The first is the candlelight vigil at Graceland on the anniversary of Elvis Presley’s death every August. Wherever your opinion of Elvis falls on the scale of extremes, the outpouring of devotion toward him — and his home — when a Memphis summer is at its skin-broiling peak swells the most cynical of hearts. It’s hard not to feel spiritual when you hear “Precious Lord, Take My Hand” near the garden of reflection.
Then we have the National Civil Rights Museum’s annual Freedom Awards, international acclaim granted every fall to individuals who have come to personify Martin Luther King’s dream for justice, equality, and opportunity. The award ceremony is a resounding answer to the horror of King’s murder on the balcony of the Lorraine Motel in 1968. Men are mortal, King was well aware. But look at the faces of Freedom Award honorees — Rosa Parks, Jimmy Carter, the Dalai Lama, Nelson Mandela to name four — and you realize the work of right-thinking men and women is indeed immortal.
The third — and longest-running — international Memphis calling card is the Sunset Symphony, since 1976 the culminating event of what’s come to be known as Memphis in May. Perfectly titled, the event has presented classical music under the most classic of natural (if daily) events, next to one of nature’s most extraordinary bodies of water. Thousands upon thousands of Memphians grew to love the late James Hyter for his masterful rendition of “Ol’ Man River” and came to see Memphis Symphony Orchestra conductors — Alan Balter, David Loebel, Mei-Ann Chen — as rock stars, at least for this unique date on the calendar. Food tasted better, and wine smoother, with the string section in full flight.
Alas, this year’s Sunset Symphony will be the finale for more than just Memphis in May, the event having suffered (revenue-wise) in the considerable shadows of its annual predecessors, the Beale Street Music Festival and the World Championship Barbecue Cooking Contest.
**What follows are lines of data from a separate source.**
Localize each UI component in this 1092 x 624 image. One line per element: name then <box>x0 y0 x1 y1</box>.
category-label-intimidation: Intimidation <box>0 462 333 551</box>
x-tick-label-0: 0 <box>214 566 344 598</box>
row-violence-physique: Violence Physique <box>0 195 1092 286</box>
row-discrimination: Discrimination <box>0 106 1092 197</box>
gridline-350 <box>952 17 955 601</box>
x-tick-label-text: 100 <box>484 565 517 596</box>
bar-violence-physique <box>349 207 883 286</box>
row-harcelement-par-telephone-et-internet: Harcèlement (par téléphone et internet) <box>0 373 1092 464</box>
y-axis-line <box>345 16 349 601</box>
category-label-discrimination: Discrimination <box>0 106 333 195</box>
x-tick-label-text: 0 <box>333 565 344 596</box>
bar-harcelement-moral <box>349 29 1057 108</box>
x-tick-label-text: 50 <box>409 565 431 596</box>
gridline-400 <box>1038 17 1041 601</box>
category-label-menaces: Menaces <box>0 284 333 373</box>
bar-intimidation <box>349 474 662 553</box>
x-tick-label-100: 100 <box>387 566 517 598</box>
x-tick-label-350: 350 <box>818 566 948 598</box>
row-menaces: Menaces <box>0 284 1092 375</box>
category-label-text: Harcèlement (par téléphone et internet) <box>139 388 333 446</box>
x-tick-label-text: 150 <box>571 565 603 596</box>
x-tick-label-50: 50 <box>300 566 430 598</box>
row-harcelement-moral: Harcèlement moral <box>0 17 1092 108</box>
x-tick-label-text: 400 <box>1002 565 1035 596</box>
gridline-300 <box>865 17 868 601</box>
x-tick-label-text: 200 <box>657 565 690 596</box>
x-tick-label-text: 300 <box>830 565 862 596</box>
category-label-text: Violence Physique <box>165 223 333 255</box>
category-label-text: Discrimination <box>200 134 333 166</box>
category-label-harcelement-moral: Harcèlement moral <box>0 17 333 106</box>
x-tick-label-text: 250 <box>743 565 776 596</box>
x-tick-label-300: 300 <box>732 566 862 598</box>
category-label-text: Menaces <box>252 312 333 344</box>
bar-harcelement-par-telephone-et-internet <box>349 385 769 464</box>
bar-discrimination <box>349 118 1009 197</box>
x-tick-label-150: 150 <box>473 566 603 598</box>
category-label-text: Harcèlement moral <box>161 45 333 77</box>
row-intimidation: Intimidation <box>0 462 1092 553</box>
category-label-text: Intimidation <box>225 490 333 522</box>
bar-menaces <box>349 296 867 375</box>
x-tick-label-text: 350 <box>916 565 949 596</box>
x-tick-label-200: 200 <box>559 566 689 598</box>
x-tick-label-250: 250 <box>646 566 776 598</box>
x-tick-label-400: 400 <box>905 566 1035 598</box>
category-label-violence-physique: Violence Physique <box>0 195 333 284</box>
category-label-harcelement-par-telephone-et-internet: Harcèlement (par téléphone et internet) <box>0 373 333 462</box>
MIM president Jim Holt announced in March that the event would be replaced in 2016 with something aimed at a larger, more diverse audience. The time has come for an appeal to the masses, you might say.
But why give up on this considerable slice of Mid-South elegance? Why not consider alternative approaches that would retain the Sunset Symphony for Memphis generations to come? The river will still be here. Instead of piggybacking the other May bashes, move the Sunset Symphony to late September, when temperatures (and sunsets) are every bit as lovely. Don’t charge admission. Find sponsors (and food vendors) willing to support the event and invite an entire city for a river picnic. You couldn’t get any more culturally diverse.
Among my earliest memories of the Sunset Symphony is from 1992, when I took a college buddy during his first visit to Memphis. Tamio was born in Japan, grew up in New Jersey, went to college in Boston, spent a semester in London, and was then working in New York City. But he’d never seen what he saw — and heard — that evening as we sat on the steep, grassy bluff, listening to the “1812 Overture” in a setting unlike any other on the planet. Hyter wasn’t just singing to Memphis that night. He was singing to the world. And there is another baritone out there ready to carry on Hyter’s legacy.
True elegance is hard to come by. I saw Baryshnikov on stage (once). I saw Michael Jordan on a basketball court live (once). But I knew the Sunset Symphony would be here, on our city’s front porch, every May. However we choose to define Memphis — colorful, gritty, and soulful all still apply — it begins with a river. And the river goes best with a song.